Biographical details
- Born: May 29, 1954 (age 71) Pittsburg, California, U.S.

Playing career
- 1972–1976: UC Davis
- Position(s): Running back

Coaching career (HC unless noted)
- 1978–1979: Oregon (GA)
- 1980–1983: Oregon State (RB)
- 1984–1987: Chico State (OC/OL)
- 1988–1992: Oregon (OLB)
- 1993–1994: Oregon (DC/DB)
- 1995–1997: St. Louis Rams (ST)
- 1998: UCLA (DC/DB)
- 1999–2013: Oregon (DC)
- 2019: Arizona Hotshots (DC)

= Nick Aliotti =

American football player and coach (born 1954)

Nick Aliotti (born May 29, 1954) is an American football coach. He was recently the defensive coordinator of the Arizona Hotshots of the Alliance of American Football.

==Early life and playing career==
The eldest of five children, Aliotti grew up northeast of San Francisco in Pittsburg, California, where his father Joe (1928–2016) worked for U.S. Steel for decades. He graduated from Pittsburg High School in 1972 and enrolled at UC Davis, where he earned three letters as running back, and was named MVP of the freshman team.

==Coaching career==
After graduation from Davis, Aliotti spent two years as a graduate assistant football coach on Rich Brooks' staff at Oregon, and in 1980, was hired as the running backs coach by new Oregon State coach Joe Avezzano. After four years with the Beavers, Aliotti was hired as offensive coordinator at Chico State. In 1988, he returned to Oregon as linebackers coach, later becoming defensive coordinator.

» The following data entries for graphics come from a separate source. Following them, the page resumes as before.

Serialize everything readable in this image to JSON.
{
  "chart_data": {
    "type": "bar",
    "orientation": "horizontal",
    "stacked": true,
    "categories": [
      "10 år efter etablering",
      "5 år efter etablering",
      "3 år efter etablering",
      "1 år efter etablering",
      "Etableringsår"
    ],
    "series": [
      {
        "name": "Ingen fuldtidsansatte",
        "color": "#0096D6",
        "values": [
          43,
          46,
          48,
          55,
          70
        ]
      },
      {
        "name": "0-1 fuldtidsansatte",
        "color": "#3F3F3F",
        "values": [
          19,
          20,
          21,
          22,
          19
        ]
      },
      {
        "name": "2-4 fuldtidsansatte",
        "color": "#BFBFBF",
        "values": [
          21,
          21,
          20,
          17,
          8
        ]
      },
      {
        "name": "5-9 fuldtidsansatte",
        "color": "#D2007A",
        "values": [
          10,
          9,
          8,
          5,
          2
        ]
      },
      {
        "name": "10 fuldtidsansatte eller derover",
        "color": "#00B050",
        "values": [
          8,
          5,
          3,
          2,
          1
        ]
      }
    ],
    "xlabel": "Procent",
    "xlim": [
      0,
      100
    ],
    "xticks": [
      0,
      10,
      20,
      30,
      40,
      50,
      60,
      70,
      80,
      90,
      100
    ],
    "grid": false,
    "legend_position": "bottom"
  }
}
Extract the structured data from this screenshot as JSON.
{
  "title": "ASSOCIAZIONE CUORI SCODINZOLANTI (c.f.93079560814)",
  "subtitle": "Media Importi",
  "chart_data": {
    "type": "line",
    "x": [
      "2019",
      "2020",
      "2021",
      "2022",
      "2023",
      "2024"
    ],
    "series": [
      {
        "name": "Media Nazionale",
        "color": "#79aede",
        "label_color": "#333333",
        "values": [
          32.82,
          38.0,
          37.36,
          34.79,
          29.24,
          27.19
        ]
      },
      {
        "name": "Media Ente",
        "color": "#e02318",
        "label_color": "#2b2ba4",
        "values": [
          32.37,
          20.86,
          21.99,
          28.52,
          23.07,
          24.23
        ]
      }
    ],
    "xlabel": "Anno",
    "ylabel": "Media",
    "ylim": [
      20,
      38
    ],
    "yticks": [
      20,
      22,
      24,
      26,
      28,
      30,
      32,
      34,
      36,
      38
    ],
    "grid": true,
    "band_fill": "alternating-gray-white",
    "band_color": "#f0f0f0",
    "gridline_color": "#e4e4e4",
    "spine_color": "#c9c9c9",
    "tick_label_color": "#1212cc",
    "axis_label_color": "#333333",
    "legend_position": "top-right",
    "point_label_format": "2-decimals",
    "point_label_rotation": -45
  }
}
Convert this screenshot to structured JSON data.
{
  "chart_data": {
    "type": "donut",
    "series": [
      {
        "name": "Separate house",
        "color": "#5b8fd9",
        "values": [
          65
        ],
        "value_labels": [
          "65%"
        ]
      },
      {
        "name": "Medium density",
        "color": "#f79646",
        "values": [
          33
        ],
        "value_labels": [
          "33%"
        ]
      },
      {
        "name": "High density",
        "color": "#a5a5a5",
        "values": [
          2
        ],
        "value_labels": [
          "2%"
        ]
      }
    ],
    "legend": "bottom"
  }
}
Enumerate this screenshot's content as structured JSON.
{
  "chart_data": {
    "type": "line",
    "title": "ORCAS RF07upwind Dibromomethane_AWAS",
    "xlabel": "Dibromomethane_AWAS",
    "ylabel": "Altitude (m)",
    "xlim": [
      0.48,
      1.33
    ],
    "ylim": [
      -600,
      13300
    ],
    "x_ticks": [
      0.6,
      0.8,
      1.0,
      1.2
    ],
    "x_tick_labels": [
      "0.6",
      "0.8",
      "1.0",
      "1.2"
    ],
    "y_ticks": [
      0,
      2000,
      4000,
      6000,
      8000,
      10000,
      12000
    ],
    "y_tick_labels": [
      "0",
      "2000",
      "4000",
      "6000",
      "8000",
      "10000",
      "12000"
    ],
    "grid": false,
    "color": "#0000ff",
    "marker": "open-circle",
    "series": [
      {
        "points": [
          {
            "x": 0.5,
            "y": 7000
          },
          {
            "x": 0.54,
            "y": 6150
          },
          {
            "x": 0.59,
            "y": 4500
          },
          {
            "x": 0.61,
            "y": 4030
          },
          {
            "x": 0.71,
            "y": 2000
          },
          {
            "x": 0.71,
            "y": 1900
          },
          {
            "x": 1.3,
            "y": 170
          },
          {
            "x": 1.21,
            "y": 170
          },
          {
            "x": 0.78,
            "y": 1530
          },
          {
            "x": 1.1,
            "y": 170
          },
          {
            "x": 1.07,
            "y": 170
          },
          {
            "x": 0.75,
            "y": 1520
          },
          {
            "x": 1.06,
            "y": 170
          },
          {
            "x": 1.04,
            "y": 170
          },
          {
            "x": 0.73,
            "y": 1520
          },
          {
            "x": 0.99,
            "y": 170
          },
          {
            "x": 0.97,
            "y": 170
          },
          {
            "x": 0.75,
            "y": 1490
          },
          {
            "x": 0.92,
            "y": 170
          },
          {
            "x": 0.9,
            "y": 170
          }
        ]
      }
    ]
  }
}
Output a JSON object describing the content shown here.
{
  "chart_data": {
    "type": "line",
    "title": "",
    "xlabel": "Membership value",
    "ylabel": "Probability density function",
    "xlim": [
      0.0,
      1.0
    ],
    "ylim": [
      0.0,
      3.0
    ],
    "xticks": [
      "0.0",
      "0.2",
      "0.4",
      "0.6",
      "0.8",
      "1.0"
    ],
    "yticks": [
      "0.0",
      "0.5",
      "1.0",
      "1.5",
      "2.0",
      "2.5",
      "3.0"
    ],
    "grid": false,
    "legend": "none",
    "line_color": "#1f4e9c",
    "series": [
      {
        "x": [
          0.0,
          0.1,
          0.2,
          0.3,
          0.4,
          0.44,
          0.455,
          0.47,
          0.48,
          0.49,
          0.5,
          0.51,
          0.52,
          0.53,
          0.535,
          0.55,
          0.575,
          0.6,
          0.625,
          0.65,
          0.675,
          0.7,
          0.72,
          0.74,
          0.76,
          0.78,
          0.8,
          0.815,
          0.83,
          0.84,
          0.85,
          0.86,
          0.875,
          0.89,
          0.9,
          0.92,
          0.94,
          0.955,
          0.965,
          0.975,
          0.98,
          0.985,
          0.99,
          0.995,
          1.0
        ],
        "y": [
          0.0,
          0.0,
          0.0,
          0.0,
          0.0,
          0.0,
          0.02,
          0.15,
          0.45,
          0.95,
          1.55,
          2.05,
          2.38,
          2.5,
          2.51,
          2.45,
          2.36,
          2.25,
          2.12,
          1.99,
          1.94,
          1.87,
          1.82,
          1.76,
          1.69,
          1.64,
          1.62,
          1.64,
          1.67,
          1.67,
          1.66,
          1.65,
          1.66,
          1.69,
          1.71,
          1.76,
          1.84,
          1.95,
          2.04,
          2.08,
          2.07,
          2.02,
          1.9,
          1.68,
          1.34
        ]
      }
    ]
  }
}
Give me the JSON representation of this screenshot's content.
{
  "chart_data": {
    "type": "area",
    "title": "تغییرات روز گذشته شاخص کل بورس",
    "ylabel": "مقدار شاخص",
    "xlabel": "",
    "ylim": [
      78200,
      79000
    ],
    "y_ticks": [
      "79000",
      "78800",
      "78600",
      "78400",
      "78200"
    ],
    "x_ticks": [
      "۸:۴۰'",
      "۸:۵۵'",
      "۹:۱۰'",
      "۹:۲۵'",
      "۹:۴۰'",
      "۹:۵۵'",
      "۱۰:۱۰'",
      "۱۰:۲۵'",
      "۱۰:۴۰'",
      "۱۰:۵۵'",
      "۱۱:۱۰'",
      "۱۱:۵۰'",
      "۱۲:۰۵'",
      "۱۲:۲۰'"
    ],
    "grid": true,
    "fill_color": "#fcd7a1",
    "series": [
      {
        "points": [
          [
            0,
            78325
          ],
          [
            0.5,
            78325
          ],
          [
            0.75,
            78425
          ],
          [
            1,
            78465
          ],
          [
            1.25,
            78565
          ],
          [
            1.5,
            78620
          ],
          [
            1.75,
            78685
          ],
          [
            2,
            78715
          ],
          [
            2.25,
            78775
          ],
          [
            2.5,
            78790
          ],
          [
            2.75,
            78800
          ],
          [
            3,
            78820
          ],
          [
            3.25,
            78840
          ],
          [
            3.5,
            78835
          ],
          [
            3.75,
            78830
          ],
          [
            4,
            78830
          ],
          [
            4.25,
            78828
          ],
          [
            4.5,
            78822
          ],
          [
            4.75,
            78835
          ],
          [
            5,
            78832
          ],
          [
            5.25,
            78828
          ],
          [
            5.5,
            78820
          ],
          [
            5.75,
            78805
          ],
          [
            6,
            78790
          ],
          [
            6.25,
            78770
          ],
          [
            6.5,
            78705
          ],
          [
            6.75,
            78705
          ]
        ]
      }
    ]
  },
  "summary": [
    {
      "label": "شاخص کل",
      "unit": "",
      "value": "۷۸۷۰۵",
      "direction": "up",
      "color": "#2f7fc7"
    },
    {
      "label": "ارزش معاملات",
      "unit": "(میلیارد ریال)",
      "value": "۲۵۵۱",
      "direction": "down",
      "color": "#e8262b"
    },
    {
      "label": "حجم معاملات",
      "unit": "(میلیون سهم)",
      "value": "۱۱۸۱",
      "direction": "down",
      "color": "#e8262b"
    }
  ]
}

After the 1994 season and the Rose Bowl, Brooks was hired by the St. Louis Rams of the NFL, and Aliotti went with him as special teams coach. Brooks lasted just two seasons with the Rams, and Aliotti became the defensive coordinator at UCLA in 1998. He returned to Eugene in 1999 and was the defensive coordinator for the next fifteen seasons under head coaches Mike Bellotti, Chip Kelly, and Mark Helfrich.

Allioti retired following the 2013 season, after the Alamo Bowl.

In 2018, he returned to coaching as the defensive coordinator of the Arizona Hotshots of the Alliance of American Football.

==Personal==
Aliotti's brother Joe was the starting quarterback at Boise State (1979, 1980); a junior college transfer (Los Medanos), he led the Broncos to a 10–1 record as a junior and the Division I-AA national championship as a senior.